李世民坐在上首,面色不佳的看着正坐下首的魏征。

“难道我又哪里做错了,要爱卿你这么晚来找我理论。”他拉了拉身上的薄棉衣,懒洋洋说道。

魏征微微躬身施礼。

“陛下真是了解微臣,臣心里有一事不得不说。”他不卑不亢朗声道。

“你说吧你说吧,反正你不说就不痛快,你不痛快了也不会让我痛快。”他扁着嘴道。

魏征浅笑,丝毫不以为然。

“这几年,大唐不顺。”他慢悠悠道,抬眼看了看李世民。

听到这句,李世民微眯了眼,面色略略难看。

“元年大旱,二年蝗灾,到了如今三年,又来了水灾。没一年是消停的。”

“我不是已经开了义仓,赈济天下,还免了赋税,自己勒紧裤带过日子了。”李世民扁着嘴辩解。

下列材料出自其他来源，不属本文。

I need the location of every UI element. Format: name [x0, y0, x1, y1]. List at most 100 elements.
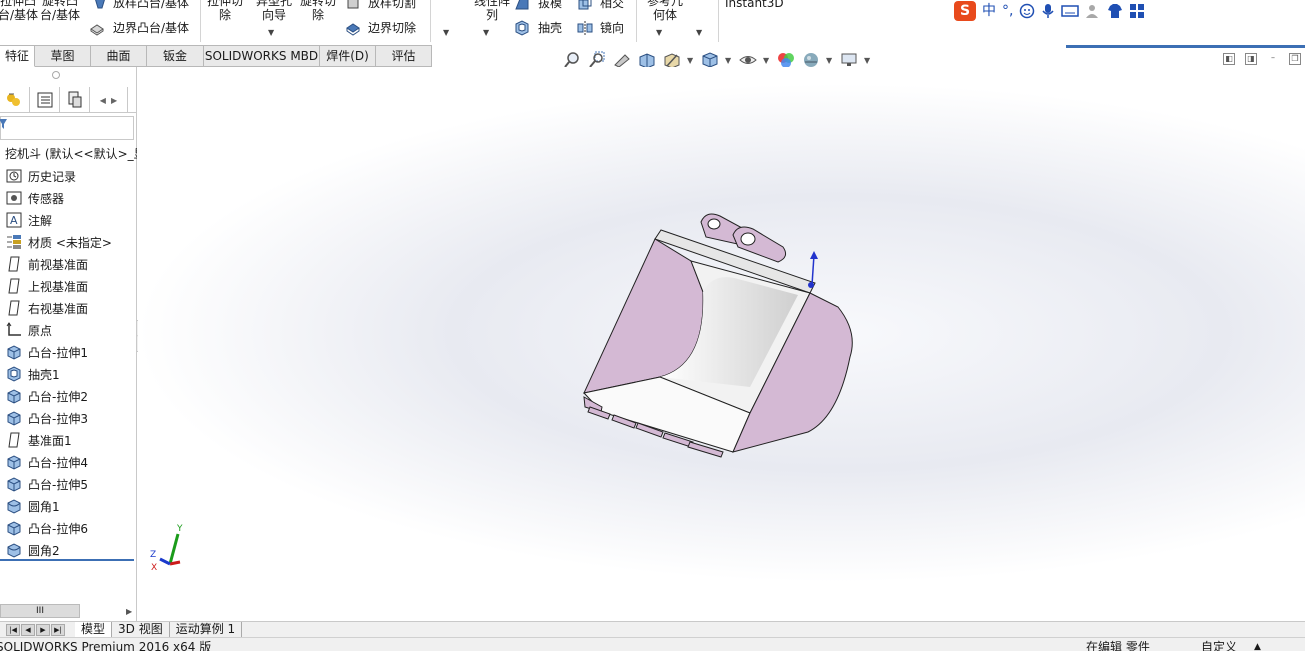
tree-item[interactable]: 圆角2 — [0, 539, 137, 561]
revolve-cut-button[interactable]: 旋转切 除 — [300, 0, 336, 22]
swept-boss-button[interactable]: 放样凸台/基体 — [113, 0, 189, 10]
hole-wizard-dropdown-icon[interactable]: ▼ — [268, 28, 274, 37]
last-tab-icon[interactable]: ▶| — [51, 623, 65, 636]
shell-icon — [515, 20, 529, 36]
swept-boss-icon — [95, 0, 105, 9]
tree-item[interactable]: 基准面1 — [0, 429, 137, 451]
microphone-icon[interactable] — [1041, 3, 1055, 19]
reference-geometry-dropdown-icon[interactable]: ▼ — [656, 28, 662, 37]
fillet-dropdown-icon[interactable]: ▼ — [443, 28, 449, 37]
hide-show-dropdown-icon[interactable]: ▼ — [763, 56, 771, 65]
reference-geometry-button[interactable]: 参考几 何体 — [647, 0, 683, 22]
linear-pattern-button[interactable]: 线性阵 列 — [474, 0, 510, 22]
status-units[interactable]: 自定义 — [1201, 638, 1237, 651]
tab-motion-study-1[interactable]: 运动算例 1 — [170, 621, 243, 638]
tree-item[interactable]: 前视基准面 — [0, 253, 137, 275]
tree-item-label: 凸台-拉伸4 — [28, 455, 88, 470]
shell-button[interactable]: 抽壳 — [538, 21, 562, 35]
user-icon[interactable] — [1085, 3, 1101, 19]
tab-3d-views[interactable]: 3D 视图 — [112, 621, 170, 638]
panel-right-icon[interactable]: ◨ — [1245, 53, 1257, 65]
tree-item[interactable]: 原点 — [0, 319, 137, 341]
bucket-model[interactable] — [138, 67, 1305, 621]
revolve-boss-button[interactable]: 旋转凸 台/基体 — [40, 0, 80, 22]
tree-item[interactable]: 右视基准面 — [0, 297, 137, 319]
tree-item[interactable]: 凸台-拉伸1 — [0, 341, 137, 363]
extrude-boss-button[interactable]: 拉伸凸 台/基体 — [0, 0, 38, 22]
panel-left-icon[interactable]: ◧ — [1223, 53, 1235, 65]
tree-item[interactable]: 历史记录 — [0, 165, 137, 187]
tree-item[interactable]: 凸台-拉伸2 — [0, 385, 137, 407]
lofted-cut-button[interactable]: 放样切割 — [368, 0, 416, 10]
tree-item-label: 右视基准面 — [28, 301, 89, 316]
tree-item[interactable]: 凸台-拉伸4 — [0, 451, 137, 473]
tree-item[interactable]: 抽壳1 — [0, 363, 137, 385]
tree-item[interactable]: 凸台-拉伸5 — [0, 473, 137, 495]
prev-tab-icon[interactable]: ◀ — [21, 623, 35, 636]
scroll-right-icon[interactable]: ▶ — [111, 96, 117, 105]
skin-shirt-icon[interactable] — [1107, 3, 1123, 19]
instant3d-button[interactable]: Instant3D — [725, 0, 784, 10]
curves-dropdown-icon[interactable]: ▼ — [696, 28, 702, 37]
panel-collapse-handle[interactable] — [52, 71, 60, 79]
display-style-dropdown-icon[interactable]: ▼ — [725, 56, 733, 65]
linear-pattern-dropdown-icon[interactable]: ▼ — [483, 28, 489, 37]
panel-tab-scroll[interactable]: ◀ ▶ — [90, 87, 128, 113]
bucket-lug-right — [732, 226, 787, 263]
view-orientation-dropdown-icon[interactable]: ▼ — [687, 56, 695, 65]
minimize-icon[interactable]: – — [1267, 53, 1279, 65]
feature-manager-tab[interactable] — [0, 87, 30, 113]
boundary-cut-button[interactable]: 边界切除 — [368, 21, 416, 35]
tab-solidworks-mbd[interactable]: SOLIDWORKS MBD — [204, 45, 320, 67]
property-manager-tab[interactable] — [30, 87, 60, 113]
tab-evaluate[interactable]: 评估 — [376, 45, 432, 67]
toolbox-grid-icon[interactable] — [1129, 3, 1145, 19]
keyboard-icon[interactable] — [1061, 4, 1080, 18]
first-tab-icon[interactable]: |◀ — [6, 623, 20, 636]
rollback-bar[interactable] — [0, 559, 134, 561]
intersect-button[interactable]: 相交 — [600, 0, 624, 10]
units-arrow-icon[interactable]: ▲ — [1254, 638, 1261, 651]
tab-surfaces[interactable]: 曲面 — [91, 45, 147, 67]
restore-icon[interactable]: ❐ — [1289, 53, 1301, 65]
tree-filter-field[interactable] — [0, 116, 134, 140]
ime-mode-toggle[interactable]: 中 — [982, 1, 996, 21]
tree-item[interactable]: 材质 <未指定> — [0, 231, 137, 253]
tree-item-label: 传感器 — [28, 191, 65, 206]
tree-item[interactable]: 传感器 — [0, 187, 137, 209]
extrude-icon — [5, 343, 23, 361]
tree-root-part[interactable]: 挖机斗 (默认<<默认>_显示状态 1>) — [0, 143, 137, 165]
tab-sheet-metal[interactable]: 钣金 — [147, 45, 204, 67]
tree-item[interactable]: 凸台-拉伸3 — [0, 407, 137, 429]
tree-item[interactable]: 凸台-拉伸6 — [0, 517, 137, 539]
tree-item[interactable]: A 注解 — [0, 209, 137, 231]
mirror-button[interactable]: 镜向 — [600, 21, 624, 35]
ime-punctuation-toggle[interactable]: °, — [1002, 1, 1013, 21]
material-icon — [5, 233, 23, 251]
view-settings-dropdown-icon[interactable]: ▼ — [864, 56, 872, 65]
next-tab-icon[interactable]: ▶ — [36, 623, 50, 636]
tree-item[interactable]: 上视基准面 — [0, 275, 137, 297]
draft-button[interactable]: 拔模 — [538, 0, 562, 10]
emoji-icon[interactable] — [1019, 3, 1035, 19]
tab-features[interactable]: 特征 — [0, 45, 35, 67]
tab-sketch[interactable]: 草图 — [35, 45, 91, 67]
graphics-area[interactable]: Y X Z — [138, 67, 1305, 621]
boundary-boss-button[interactable]: 边界凸台/基体 — [113, 21, 189, 35]
tab-weldments[interactable]: 焊件(D) — [320, 45, 376, 67]
scene-dropdown-icon[interactable]: ▼ — [826, 56, 834, 65]
tab-model[interactable]: 模型 — [75, 621, 113, 638]
tree-item-label: 圆角1 — [28, 499, 60, 514]
panel-horizontal-scrollbar[interactable]: III ▶ — [0, 603, 137, 619]
ribbon-separator — [200, 0, 201, 42]
tree-item[interactable]: 圆角1 — [0, 495, 137, 517]
extrude-cut-button[interactable]: 拉伸切 除 — [207, 0, 243, 22]
configuration-manager-tab[interactable] — [60, 87, 90, 113]
scroll-left-icon[interactable]: ◀ — [100, 96, 106, 105]
tab-nav-arrows: |◀ ◀ ▶ ▶| — [6, 623, 65, 636]
scroll-right-arrow-icon[interactable]: ▶ — [126, 607, 132, 616]
hole-wizard-button[interactable]: 异型孔 向导 — [256, 0, 292, 22]
scrollbar-thumb[interactable]: III — [0, 604, 80, 618]
status-editing: 在编辑 零件 — [1086, 640, 1150, 651]
triad-y-label: Y — [176, 524, 183, 534]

“这是陛下仁厚爱民,这也是陛下职责所在。”魏征依然那么个慢悠悠不卑不亢的腔调。

李世民知道他还有话,辩解也没用,于是闭了嘴,用手支着头,听他继续说。

“陛下你只当开了义仓,免了赋税,这问题就能迎刃而解。元年的时候颉利来打秋风,每年都要给他许多粮食钱帛。本来隋朝留下来的底子还是够用的,可来了这么个狮子大开口的主,到今年,也吃紧了。如今,义仓早已经发不出粮了。老百姓已经不知道该吃什么了。”魏征面有忧愁之色,幽幽道。

李世民皱了皱眉。

“义仓也空了?要不我再拿出钱来,你们去买粮食。”

“陛下!”魏征声音一高。

“没地方可以买到粮食了,况且靠陛下一人之财,哪里能赈济天下千万子民。”他语重心长道。

“那你想如何?难道要我去抢颉利的粮食去?”李世民也喉咙一响,瞪着魏征。

魏征不惧,消瘦的身体挺的更直,目光炯炯有神,注视着李世民。

“放关,陛下应该放关。让老百姓出关去讨食。”他朗声道。

“开什么玩笑!”李世民猛一拍桌案。

“元年的时候我好不容易凑了钱把这么些人从番帮夷国赎了回来,给他们良田安家。如今你却要我白白放他们出关,再回到那些蛮夷之地去。既然如此,我又何必当初。”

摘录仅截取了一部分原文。